Future Economics of High Achieving Low Income Students: Prepping Rural Low-Income Kids to Apply to the Best Schools in the Nation


 Low-income students with some of the top test scores are missing from some of the best schools in the nation. Many of them opt to remain in local communities because of a number of factors such as finances, and familiarity. Mounting local effort to support high-achieving students in low-income communities is the work that both elected and appointed officials must do if they are to inspire economic development.

Boston, New York and Los Angeles have something in common. When selective schools are looking forward to tapping into the brain trust of high achieving low-income students, they aggressively pursue students living there. The challenge is, rural communities also have high achieving low-income students who may not make the cut of the pursuit not only because of where they live, but also because of the effort it would take to try to recruit from small school systems.
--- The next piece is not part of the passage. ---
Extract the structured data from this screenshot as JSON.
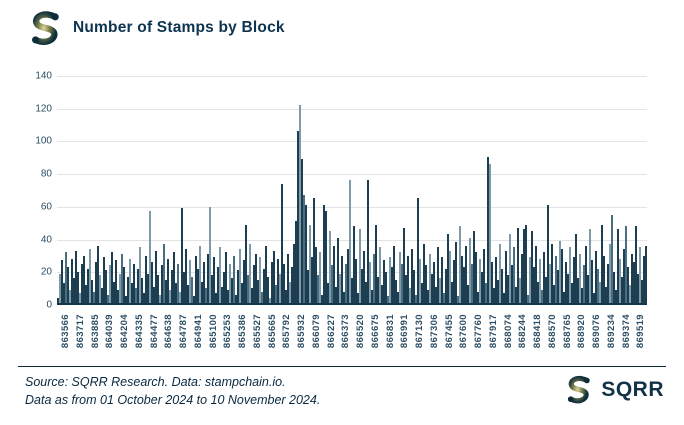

It’s an issue of economics and placement of scarce resources. However, there are other tools to be used to help meet the need.

With a thrust to attract low-income students, school counselors in low wealth school districts play a vital role. Their job is to make the student aware of the opportunity and encourage it as well. Valuing the best education possible; talking with parents and the student about  reaching out to selective schools for assistance, bridges the distance between the student applying or not applying.

Rural culture is unique. Preferences to remain local and in proximity to familiarity is a primary driver. Support systems are also significant.  Their need to feel a sense of security overrides the need for them to pursue educational advances that reach far beyond the communities in which they have come to rely on for support. Both a need to feel the familiar and the supportive as well as achieving academically must be pursued. Making needed resources available for the student to make good educational choices is what rural low wealth school districts must do.

Affordability and accessibility are of course issues that have to be addressed. Understood is that the cost for inviting a low-income  student to participate in the life of the most selective schools is costly and everyone needs to cover their assets. However, they are worth the investment. Every child should be given the opportunity to exhaust their educational potential. Ability to pay should not be the reason kids that want to continue learning, cannot. Poverty and intelligence have more in common than one would think. Strong academic backgrounds should be a prompt that a child has the potential to master more information and as a result, be a contributor to both the family and the community in which they live.

Recruiters to selective schools are not coming our way, but we can lessen the distance by starting a local journey. College counselors are the key. They can take the mystery out of the opportunity and provide pretty smooth sailing from the application to the acceptance phase. If they do not, the rigors of the application process will cripple the efforts of families and inevitably become a wedge between the opportunity and its successful outcome. Families will simply give up on the unfamiliar, finding themselves ill-equipped to navigate a terrain with no familiarity.  

Low-income students with some of the top test scores are missing from schools that are not local. It is time the gaps be lessened by introducing them to the rigors of academic life that reaches beyond the communities in which they live. Such a commitment, translates into future economics that will move them out of a place of poverty into a life that flourishes and hopefully, flows back into the communities in which they once lived.